Experts from McAfee's Avert Labs said on a company blog this week that they found a new exploit for Microsoft PowerPoint in the wild.

Microsoft Office 2000, XP and 2003 are affected by the exploit, virus researcher Craig Schmugar said on Avert Labs' blog.

News of the new exploit came during a week when Redmond had already released an early patch for a flaw in Internet Explorer (IE) on Tuesday. Multiple attack vectors had been used to exploit that flaw.

McAfee researchers believe the exploit is part of a targeted attack, since a single target of the exploit has been discovered, he said.

Schmuger told today that the exploit could become more dangerous if its target scope widens.

"The flaw itself we rate as critical because remote code execution is possible and (hackers) could put whatever malware they want in a system," he said. "Right now, this is pretty contained, but as far as what it could do, it's pretty severe."

Microsoft's anti-virus (AV) products had just added detection for the malware on Saturday, according to McAfee.

When the trojan loads into PowerPoint, it runs a .exe file and installs two .dll files, which then get injected into Internet Explorer (IE) and post information to a malicious site.

McAfee said the risk to home and corporate users is low.

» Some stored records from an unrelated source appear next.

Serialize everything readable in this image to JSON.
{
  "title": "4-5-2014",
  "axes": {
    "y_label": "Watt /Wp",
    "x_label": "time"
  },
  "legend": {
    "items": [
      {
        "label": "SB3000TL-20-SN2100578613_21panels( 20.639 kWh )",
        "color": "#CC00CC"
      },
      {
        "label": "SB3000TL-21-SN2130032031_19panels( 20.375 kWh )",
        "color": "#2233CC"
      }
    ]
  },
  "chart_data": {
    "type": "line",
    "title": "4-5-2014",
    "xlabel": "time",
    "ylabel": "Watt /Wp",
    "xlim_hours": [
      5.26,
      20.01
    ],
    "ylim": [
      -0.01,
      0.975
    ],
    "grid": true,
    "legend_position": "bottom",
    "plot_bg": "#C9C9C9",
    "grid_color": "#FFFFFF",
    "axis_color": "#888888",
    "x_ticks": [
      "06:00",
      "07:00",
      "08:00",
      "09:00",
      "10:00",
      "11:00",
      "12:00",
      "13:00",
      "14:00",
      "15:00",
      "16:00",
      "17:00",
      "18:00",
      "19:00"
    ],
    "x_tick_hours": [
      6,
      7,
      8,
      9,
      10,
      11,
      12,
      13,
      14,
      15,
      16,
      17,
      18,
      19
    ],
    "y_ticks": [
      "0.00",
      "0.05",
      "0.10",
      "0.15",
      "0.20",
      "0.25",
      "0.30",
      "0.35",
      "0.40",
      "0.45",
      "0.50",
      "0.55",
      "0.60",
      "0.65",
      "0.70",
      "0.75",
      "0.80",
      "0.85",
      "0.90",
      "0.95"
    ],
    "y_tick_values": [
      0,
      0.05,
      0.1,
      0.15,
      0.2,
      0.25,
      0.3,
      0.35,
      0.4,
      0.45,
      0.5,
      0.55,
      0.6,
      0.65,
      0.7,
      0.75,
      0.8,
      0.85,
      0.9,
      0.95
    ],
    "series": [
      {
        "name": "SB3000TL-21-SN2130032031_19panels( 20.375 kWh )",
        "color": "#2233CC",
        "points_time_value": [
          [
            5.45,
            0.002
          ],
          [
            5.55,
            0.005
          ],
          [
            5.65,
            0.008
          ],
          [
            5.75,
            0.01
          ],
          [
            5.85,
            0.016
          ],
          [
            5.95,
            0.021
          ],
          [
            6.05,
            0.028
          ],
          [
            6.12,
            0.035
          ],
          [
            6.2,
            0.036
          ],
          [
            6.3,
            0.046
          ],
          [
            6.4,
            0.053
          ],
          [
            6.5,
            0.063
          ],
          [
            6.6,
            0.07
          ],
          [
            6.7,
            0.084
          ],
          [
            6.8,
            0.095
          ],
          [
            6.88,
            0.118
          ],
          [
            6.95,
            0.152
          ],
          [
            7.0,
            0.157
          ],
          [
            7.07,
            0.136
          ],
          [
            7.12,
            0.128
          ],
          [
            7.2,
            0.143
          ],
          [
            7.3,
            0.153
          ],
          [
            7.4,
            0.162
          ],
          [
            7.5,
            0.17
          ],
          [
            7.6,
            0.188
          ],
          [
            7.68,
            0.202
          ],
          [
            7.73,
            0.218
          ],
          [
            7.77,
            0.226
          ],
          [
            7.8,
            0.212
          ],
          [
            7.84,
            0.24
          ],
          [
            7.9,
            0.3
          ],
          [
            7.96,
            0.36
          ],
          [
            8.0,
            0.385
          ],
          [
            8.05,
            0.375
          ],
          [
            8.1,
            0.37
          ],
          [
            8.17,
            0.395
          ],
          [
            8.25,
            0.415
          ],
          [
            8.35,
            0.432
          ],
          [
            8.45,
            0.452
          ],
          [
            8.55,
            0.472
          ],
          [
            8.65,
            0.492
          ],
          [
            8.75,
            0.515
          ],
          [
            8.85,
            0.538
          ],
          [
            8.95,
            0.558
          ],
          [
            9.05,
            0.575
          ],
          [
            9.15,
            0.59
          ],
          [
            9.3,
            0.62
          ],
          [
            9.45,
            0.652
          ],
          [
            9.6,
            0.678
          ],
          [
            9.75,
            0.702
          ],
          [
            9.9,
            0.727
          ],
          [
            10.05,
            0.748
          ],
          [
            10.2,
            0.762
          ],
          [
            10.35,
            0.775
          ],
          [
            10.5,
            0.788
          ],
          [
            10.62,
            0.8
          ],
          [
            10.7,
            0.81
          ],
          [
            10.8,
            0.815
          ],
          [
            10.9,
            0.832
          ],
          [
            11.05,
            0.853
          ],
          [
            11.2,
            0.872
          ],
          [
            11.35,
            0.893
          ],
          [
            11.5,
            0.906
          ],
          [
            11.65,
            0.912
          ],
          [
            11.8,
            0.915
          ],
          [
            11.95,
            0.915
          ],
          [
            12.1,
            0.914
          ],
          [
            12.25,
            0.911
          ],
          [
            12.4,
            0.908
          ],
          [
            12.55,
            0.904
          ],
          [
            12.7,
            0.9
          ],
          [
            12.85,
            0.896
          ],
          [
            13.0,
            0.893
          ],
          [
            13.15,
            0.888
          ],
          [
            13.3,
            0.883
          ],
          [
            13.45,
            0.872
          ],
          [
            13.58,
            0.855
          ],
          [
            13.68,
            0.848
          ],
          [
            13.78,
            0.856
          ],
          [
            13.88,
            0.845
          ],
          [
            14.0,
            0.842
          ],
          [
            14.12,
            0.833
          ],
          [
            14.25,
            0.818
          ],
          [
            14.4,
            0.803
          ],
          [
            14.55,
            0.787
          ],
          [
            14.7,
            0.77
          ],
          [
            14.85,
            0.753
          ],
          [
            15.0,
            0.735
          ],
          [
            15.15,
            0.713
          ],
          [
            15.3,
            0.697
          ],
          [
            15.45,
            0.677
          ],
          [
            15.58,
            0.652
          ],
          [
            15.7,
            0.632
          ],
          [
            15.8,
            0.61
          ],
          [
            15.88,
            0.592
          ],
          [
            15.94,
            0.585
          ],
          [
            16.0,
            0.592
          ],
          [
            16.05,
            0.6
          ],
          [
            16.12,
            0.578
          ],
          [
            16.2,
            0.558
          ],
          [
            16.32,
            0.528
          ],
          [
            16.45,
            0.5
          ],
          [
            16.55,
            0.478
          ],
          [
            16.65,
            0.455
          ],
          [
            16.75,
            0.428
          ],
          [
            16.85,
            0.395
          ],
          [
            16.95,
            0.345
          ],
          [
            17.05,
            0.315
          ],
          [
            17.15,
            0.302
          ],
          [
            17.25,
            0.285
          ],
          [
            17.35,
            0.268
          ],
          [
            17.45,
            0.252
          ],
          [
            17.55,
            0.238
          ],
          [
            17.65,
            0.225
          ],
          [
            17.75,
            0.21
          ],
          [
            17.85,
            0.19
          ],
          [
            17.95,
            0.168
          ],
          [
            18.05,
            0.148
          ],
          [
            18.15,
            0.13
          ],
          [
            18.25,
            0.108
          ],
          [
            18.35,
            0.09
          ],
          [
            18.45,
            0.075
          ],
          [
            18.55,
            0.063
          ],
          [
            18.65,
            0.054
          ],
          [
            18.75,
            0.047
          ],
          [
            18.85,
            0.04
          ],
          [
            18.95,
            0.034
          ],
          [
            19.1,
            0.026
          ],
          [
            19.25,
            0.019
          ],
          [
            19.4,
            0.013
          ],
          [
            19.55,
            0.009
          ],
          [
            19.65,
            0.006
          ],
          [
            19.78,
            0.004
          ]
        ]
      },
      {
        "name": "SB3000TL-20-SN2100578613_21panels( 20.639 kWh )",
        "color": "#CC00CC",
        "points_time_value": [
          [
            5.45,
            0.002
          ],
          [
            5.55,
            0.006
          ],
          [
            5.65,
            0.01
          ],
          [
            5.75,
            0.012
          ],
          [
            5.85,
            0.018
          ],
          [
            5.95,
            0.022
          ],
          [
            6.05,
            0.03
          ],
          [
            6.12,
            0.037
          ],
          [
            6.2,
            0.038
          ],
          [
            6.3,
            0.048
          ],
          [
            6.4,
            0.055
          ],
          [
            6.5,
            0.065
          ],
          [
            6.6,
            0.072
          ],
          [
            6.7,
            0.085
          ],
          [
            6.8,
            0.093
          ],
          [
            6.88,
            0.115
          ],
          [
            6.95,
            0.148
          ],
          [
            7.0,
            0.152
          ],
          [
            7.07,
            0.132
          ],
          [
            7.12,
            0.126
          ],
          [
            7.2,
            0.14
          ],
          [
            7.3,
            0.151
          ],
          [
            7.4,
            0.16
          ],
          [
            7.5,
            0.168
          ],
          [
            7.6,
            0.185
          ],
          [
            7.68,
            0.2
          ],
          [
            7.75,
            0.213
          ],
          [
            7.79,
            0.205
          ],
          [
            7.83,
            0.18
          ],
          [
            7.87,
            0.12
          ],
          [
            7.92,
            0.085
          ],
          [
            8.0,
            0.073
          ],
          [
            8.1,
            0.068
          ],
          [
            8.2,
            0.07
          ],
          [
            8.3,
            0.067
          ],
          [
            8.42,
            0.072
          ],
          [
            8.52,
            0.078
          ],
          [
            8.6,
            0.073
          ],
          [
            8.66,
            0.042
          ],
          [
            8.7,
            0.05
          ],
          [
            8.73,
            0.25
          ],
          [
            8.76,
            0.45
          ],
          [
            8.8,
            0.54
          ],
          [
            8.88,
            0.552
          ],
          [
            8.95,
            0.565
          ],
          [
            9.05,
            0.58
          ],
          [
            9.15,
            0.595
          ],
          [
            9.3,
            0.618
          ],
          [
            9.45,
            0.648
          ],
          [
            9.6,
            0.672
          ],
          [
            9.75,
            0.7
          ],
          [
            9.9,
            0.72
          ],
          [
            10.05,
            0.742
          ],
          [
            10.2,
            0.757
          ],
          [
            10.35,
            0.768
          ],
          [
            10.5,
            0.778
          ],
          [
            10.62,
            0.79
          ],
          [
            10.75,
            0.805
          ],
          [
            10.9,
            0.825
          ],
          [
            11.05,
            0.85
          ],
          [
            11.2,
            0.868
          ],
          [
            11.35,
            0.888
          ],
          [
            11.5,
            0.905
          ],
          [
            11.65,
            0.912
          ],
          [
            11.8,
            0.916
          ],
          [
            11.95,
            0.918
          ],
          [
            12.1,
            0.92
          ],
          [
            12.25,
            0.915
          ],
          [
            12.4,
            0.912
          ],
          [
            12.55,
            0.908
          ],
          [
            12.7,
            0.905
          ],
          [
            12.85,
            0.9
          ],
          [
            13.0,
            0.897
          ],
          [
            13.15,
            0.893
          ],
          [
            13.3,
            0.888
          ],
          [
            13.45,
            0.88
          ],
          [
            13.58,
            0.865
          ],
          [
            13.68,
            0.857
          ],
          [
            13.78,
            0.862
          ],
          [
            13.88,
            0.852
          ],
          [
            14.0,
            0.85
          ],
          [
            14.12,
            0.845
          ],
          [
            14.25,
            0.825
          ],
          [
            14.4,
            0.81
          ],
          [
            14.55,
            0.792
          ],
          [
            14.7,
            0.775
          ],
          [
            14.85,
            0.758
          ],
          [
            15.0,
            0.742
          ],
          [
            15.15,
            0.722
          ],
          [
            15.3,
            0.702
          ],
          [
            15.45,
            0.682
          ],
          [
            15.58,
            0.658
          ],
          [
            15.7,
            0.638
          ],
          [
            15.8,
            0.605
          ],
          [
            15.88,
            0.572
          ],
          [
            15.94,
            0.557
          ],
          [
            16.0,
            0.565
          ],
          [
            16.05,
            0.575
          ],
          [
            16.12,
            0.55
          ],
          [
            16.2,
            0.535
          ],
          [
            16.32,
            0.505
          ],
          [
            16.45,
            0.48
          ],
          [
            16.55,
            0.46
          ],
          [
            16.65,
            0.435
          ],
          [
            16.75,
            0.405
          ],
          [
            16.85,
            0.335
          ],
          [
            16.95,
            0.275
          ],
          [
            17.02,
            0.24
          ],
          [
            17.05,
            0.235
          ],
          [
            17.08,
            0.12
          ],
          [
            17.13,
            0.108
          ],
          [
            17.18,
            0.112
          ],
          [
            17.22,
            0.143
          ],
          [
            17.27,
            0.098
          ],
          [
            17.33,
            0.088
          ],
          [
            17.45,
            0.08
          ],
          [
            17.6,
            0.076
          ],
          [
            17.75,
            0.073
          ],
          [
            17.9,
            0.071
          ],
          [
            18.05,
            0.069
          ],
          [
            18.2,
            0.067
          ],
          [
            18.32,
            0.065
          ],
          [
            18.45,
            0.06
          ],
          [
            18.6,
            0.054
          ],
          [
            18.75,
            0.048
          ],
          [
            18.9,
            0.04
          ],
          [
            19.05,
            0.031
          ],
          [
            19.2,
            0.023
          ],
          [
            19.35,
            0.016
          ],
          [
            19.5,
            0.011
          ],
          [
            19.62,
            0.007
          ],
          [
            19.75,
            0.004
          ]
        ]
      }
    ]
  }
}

A Microsoft spokesperson said today that the company is investigating reports of limited zero-day attacks and will take appropriate action, and said the exploit affects PowerPoint versions 2000, 2002, 2003, 2004 for Mac and 2004 v. X for Mac.

"In order for this attack to be carried out, a user must first open a malicious Microsoft PowerPoint document that is sent as an email attachment or otherwise provided to them by an attacker," said the spokesperson.

Earlier this week, researchers at Sunbelt Software discovered a new zero-day exploit affecting IE and requiring no user interaction.

Researchers found two pornographic websites hosting the exploit, caused by a buffer overflow impacting the DirectAnimation Path ActiveX control.